The deputy chief of the administrative department of the DAI of Ukraine in Zaporizhzhia oblast, Volodymyr CHORNOVY downplays scale of such risky business on the roads. “The incident with the deceased head of household is a unique one, and, frankly speaking, arouses serious doubts about the veracity of the story told by his relatives. Most probably there was no traffic accident caused on purpose. And, though the decision lies with the court, in my opinion the driver bribed the family. The version of the road accident is a hoax, and it will be easy to prove it. In my opinion, the relatives will say the contrary in court, and will deny the information that appeared in the press. Otherwise, the driver could be acquitted and they end up behind bars. Extortion is a different matter. Law enforcement has repeatedly encountered cases of blackmail. At first both sides involved in the road accident decide to settle everything on their own without turning to a third party.
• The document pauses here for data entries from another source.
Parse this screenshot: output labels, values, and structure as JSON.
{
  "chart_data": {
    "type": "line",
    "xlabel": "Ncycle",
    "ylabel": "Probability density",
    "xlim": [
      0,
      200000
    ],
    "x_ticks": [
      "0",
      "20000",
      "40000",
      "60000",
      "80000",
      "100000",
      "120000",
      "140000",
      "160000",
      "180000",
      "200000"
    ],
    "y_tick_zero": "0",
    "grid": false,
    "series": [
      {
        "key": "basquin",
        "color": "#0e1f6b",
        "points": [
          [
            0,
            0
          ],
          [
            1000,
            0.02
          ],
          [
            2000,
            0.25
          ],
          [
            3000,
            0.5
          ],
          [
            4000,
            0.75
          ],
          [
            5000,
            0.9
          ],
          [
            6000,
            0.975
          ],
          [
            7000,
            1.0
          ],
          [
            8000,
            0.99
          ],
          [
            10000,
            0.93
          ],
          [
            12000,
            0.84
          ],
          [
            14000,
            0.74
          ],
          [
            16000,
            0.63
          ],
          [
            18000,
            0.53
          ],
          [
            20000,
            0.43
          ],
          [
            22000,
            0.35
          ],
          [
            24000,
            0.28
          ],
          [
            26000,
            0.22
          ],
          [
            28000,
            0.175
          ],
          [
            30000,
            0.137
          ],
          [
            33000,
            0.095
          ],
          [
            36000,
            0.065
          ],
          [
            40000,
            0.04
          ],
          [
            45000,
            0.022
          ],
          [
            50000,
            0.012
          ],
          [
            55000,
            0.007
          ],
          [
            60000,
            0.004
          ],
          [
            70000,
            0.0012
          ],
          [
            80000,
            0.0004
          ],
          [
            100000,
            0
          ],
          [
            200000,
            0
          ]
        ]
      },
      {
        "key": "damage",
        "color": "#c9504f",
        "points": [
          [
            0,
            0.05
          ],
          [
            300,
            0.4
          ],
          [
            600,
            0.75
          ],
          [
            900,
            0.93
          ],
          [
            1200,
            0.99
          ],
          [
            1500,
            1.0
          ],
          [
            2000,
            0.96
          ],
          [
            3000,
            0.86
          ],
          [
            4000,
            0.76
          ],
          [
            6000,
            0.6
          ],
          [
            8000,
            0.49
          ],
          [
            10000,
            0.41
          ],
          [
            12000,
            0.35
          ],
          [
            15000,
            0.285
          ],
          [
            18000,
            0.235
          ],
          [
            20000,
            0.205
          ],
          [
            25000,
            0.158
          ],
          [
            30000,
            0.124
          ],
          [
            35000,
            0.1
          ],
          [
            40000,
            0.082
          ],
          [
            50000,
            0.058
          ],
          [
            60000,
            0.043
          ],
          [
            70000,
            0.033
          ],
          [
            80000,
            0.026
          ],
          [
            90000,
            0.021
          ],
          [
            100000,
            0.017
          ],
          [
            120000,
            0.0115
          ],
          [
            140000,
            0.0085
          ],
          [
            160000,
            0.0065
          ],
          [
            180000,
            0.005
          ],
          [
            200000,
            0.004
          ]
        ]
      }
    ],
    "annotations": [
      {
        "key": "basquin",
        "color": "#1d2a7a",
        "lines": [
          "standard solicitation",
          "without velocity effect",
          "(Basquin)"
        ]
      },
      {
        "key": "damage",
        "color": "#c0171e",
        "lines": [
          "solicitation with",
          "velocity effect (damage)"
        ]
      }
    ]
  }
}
Then, especially when the person injured in the accident was a pedestrian, he starts to try to make money from the situation, producing fake health certificates about the appalling state of his health as a result of the accident, and virtually sucks the driver’s blood until the latter finally summons up to courage and turns to the police for help.”
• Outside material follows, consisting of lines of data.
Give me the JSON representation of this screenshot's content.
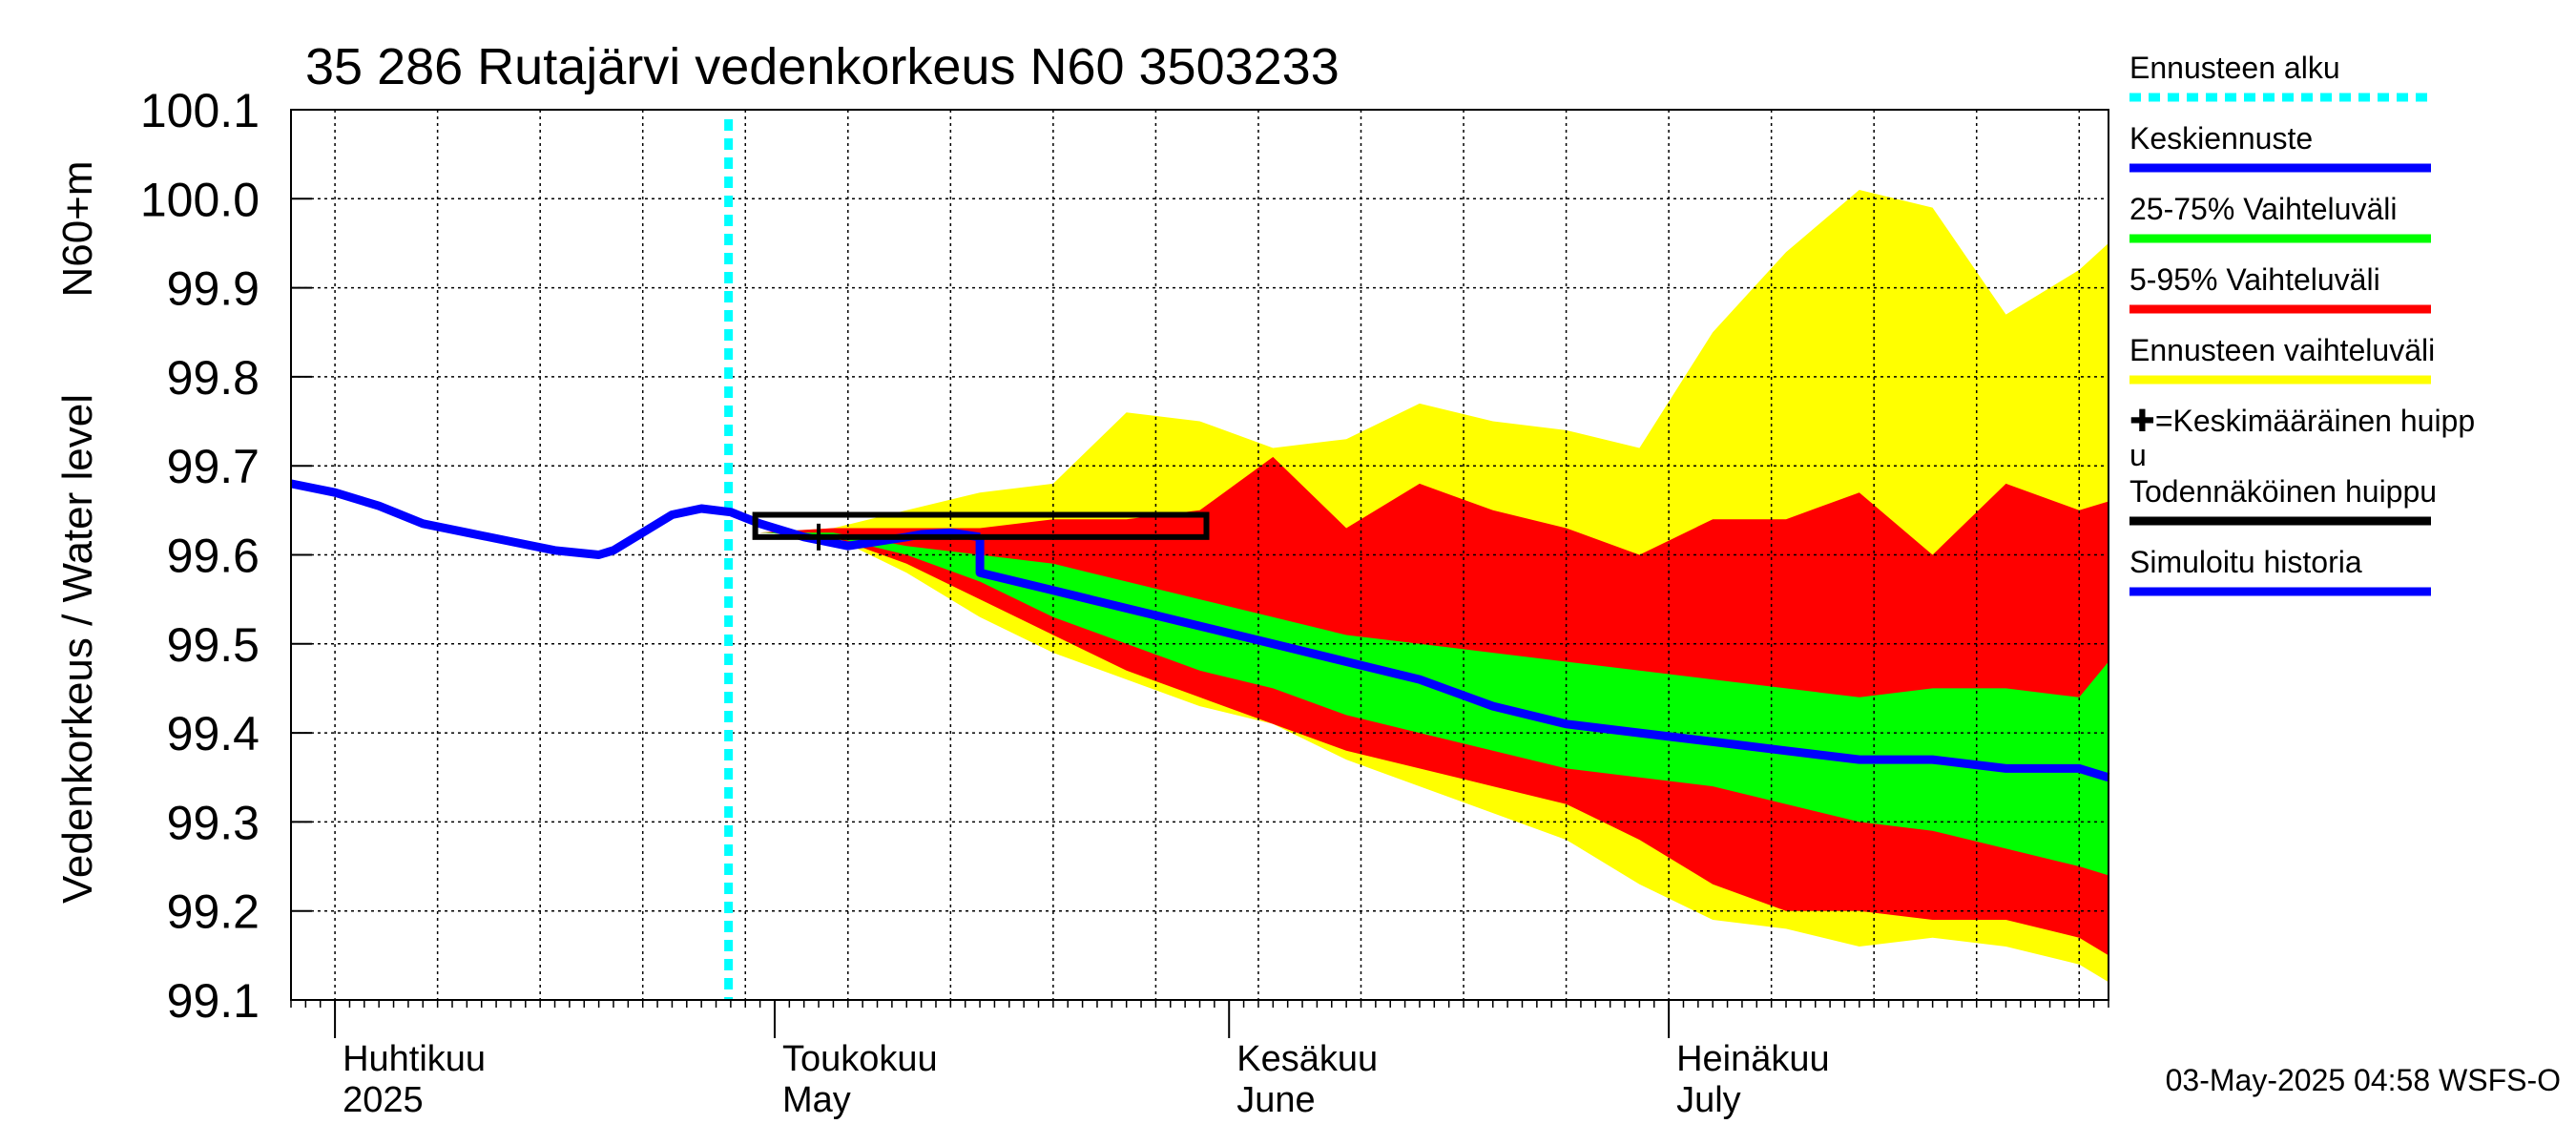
{
  "chart_data": {
    "type": "area",
    "title": "35 286 Rutajärvi vedenkorkeus N60 3503233",
    "ylabel": "Vedenkorkeus / Water level",
    "ylabel2": "N60+m",
    "ylim": [
      99.1,
      100.1
    ],
    "yticks": [
      "100.1",
      "100.0",
      "99.9",
      "99.8",
      "99.7",
      "99.6",
      "99.5",
      "99.4",
      "99.3",
      "99.2",
      "99.1"
    ],
    "xlim": [
      "2025-03-29",
      "2025-07-31"
    ],
    "month_labels": [
      {
        "date": "2025-04-01",
        "line1": "Huhtikuu",
        "line2": "2025"
      },
      {
        "date": "2025-05-01",
        "line1": "Toukokuu",
        "line2": "May"
      },
      {
        "date": "2025-06-01",
        "line1": "Kesäkuu",
        "line2": "June"
      },
      {
        "date": "2025-07-01",
        "line1": "Heinäkuu",
        "line2": "July"
      }
    ],
    "forecast_start": "2025-04-30",
    "history": {
      "x": [
        "2025-03-29",
        "2025-04-01",
        "2025-04-04",
        "2025-04-07",
        "2025-04-10",
        "2025-04-13",
        "2025-04-16",
        "2025-04-19",
        "2025-04-20",
        "2025-04-22",
        "2025-04-24",
        "2025-04-26",
        "2025-04-28",
        "2025-04-30",
        "2025-05-03",
        "2025-05-06",
        "2025-05-08",
        "2025-05-10",
        "2025-05-11",
        "2025-05-13",
        "2025-05-15"
      ],
      "y": [
        99.68,
        99.67,
        99.655,
        99.635,
        99.625,
        99.615,
        99.605,
        99.6,
        99.605,
        99.625,
        99.645,
        99.652,
        99.648,
        99.635,
        99.62,
        99.61,
        99.615,
        99.62,
        99.623,
        99.625,
        99.62
      ]
    },
    "forecast_dates": [
      "2025-05-05",
      "2025-05-10",
      "2025-05-15",
      "2025-05-20",
      "2025-05-25",
      "2025-05-30",
      "2025-06-04",
      "2025-06-09",
      "2025-06-14",
      "2025-06-19",
      "2025-06-24",
      "2025-06-29",
      "2025-07-04",
      "2025-07-09",
      "2025-07-14",
      "2025-07-19",
      "2025-07-24",
      "2025-07-29",
      "2025-07-31"
    ],
    "series": [
      {
        "name": "Ennusteen vaihteluväli",
        "color": "#ffff00",
        "upper": [
          99.63,
          99.65,
          99.67,
          99.68,
          99.76,
          99.75,
          99.72,
          99.73,
          99.77,
          99.75,
          99.74,
          99.72,
          99.85,
          99.94,
          100.01,
          99.99,
          99.87,
          99.92,
          99.95
        ],
        "lower": [
          99.62,
          99.58,
          99.53,
          99.49,
          99.46,
          99.43,
          99.41,
          99.37,
          99.34,
          99.31,
          99.28,
          99.23,
          99.19,
          99.18,
          99.16,
          99.17,
          99.16,
          99.14,
          99.12
        ]
      },
      {
        "name": "5-95% Vaihteluväli",
        "color": "#ff0000",
        "upper": [
          99.63,
          99.63,
          99.63,
          99.64,
          99.64,
          99.65,
          99.71,
          99.63,
          99.68,
          99.65,
          99.63,
          99.6,
          99.64,
          99.64,
          99.67,
          99.6,
          99.68,
          99.65,
          99.66
        ],
        "lower": [
          99.62,
          99.59,
          99.55,
          99.51,
          99.47,
          99.44,
          99.41,
          99.38,
          99.36,
          99.34,
          99.32,
          99.28,
          99.23,
          99.2,
          99.2,
          99.19,
          99.19,
          99.17,
          99.15
        ]
      },
      {
        "name": "25-75% Vaihteluväli",
        "color": "#00ff00",
        "upper": [
          99.625,
          99.61,
          99.6,
          99.59,
          99.57,
          99.55,
          99.53,
          99.51,
          99.5,
          99.49,
          99.48,
          99.47,
          99.46,
          99.45,
          99.44,
          99.45,
          99.45,
          99.44,
          99.48
        ],
        "lower": [
          99.62,
          99.6,
          99.57,
          99.53,
          99.5,
          99.47,
          99.45,
          99.42,
          99.4,
          99.38,
          99.36,
          99.35,
          99.34,
          99.32,
          99.3,
          99.29,
          99.27,
          99.25,
          99.24
        ]
      },
      {
        "name": "Keskiennuste",
        "color": "#0000ff",
        "y": [
          99.62,
          99.6,
          99.58,
          99.56,
          99.54,
          99.52,
          99.5,
          99.48,
          99.46,
          99.43,
          99.41,
          99.4,
          99.39,
          99.38,
          99.37,
          99.37,
          99.36,
          99.36,
          99.35
        ]
      }
    ],
    "mean_peak": {
      "date": "2025-05-04",
      "value": 99.62
    },
    "probable_peak": {
      "start": "2025-04-30",
      "end": "2025-05-30",
      "low": 99.62,
      "high": 99.645
    },
    "legend_position": "right",
    "legend": [
      {
        "label": "Ennusteen alku",
        "color": "#00ffff",
        "style": "dotted"
      },
      {
        "label": "Keskiennuste",
        "color": "#0000ff",
        "style": "solid"
      },
      {
        "label": "25-75% Vaihteluväli",
        "color": "#00ff00",
        "style": "solid"
      },
      {
        "label": "5-95% Vaihteluväli",
        "color": "#ff0000",
        "style": "solid"
      },
      {
        "label": "Ennusteen vaihteluväli",
        "color": "#ffff00",
        "style": "solid"
      },
      {
        "label": "✚=Keskimääräinen huipp",
        "label2": "u",
        "color": "",
        "style": "none"
      },
      {
        "label": "Todennäköinen huippu",
        "color": "#000000",
        "style": "solid"
      },
      {
        "label": "Simuloitu historia",
        "color": "#0000ff",
        "style": "solid"
      }
    ],
    "grid": true,
    "timestamp": "03-May-2025 04:58 WSFS-O"
  }
}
Vyacheslav TRUNOV, who works in the department of Zaporizhzhia Public Prosecutor’s Office, investigating the causes of road accidents, expresses the same viewpoint. In his opinion, no thinking person, even one driven into despair by unemployment, will risk going into the business of throwing themselves in front of cars. There are more than enough road accidents involving pedestrians. However, according to statistics, in eighty cases out of a hundred the technical investigation or the court (if a person was killed as a result of the accident) the driver is acquitted. “Let’s assume that the deliberately caused accidents do exist. But I doubt it that it will be so simple for the injured to catch his victim on the hook of blackmail. But then in this world anything is possible.” But in any case, the undeniable fact is that fraud is one of the easiest and, more importantly, one of the fastest ways to make money. And it enjoys more and more popularity among the people. Like they say, the less you wear, the wiser you are. What is terrifying is how Ukrainians can risk their lives to survive.

INCIDENTALLY

Games like those played by the stunt man from Zaporizhzhia are like Russian roulette, for sooner or later such a dangerous action as a jumping in front of a car in order to get compensation for injuries could incur the added expense of burying the daredevil. According to the head of the fund for protection of the injured of the Motor (transport) Bureau of Ukraine, Tetiana BABENKO, an accident victim can receive compensation in two cases. First, if the driver who hit the pedestrian is insured and has a sense of civic responsibility. In this case all the losses incurred as a result of temporary incapability of the injured are compensated not by the person to blame for the accident but by the insurance company. The second case is if the unlucky pedestrian is left lying on the roadway by a hit-and-run driver. Then compensation to the injured or his family (if unlucky crossing had fatal consequences) is paid by the Motor Bureau of Ukraine. In any case the guilt of the driver must be proven in advance by the State Auto Inspection. And only after guilt has been proven can the injured expect to receive compensation. As to the mental condition of the Zaporizhzhia kamikaze, Ms. Babenko thinks that such people need to seek help from a psychologist, for making money in such an original way is a very hazardous affair.

As The Day was told in the laboratory of individual social psychology of the Institute of Social and Political Psychology, in most such cases the injured is pushed into it by inner stress enhanced by their miserable economic situation. The opinion of psychologists and the absence of statistics on the cases described let us make two conclusions. The first is that to track down phenomena of this kind and to expose such fraud is extremely difficult. The second is more optimistic: such a way of making money is so far not widespread in Ukraine, thank God.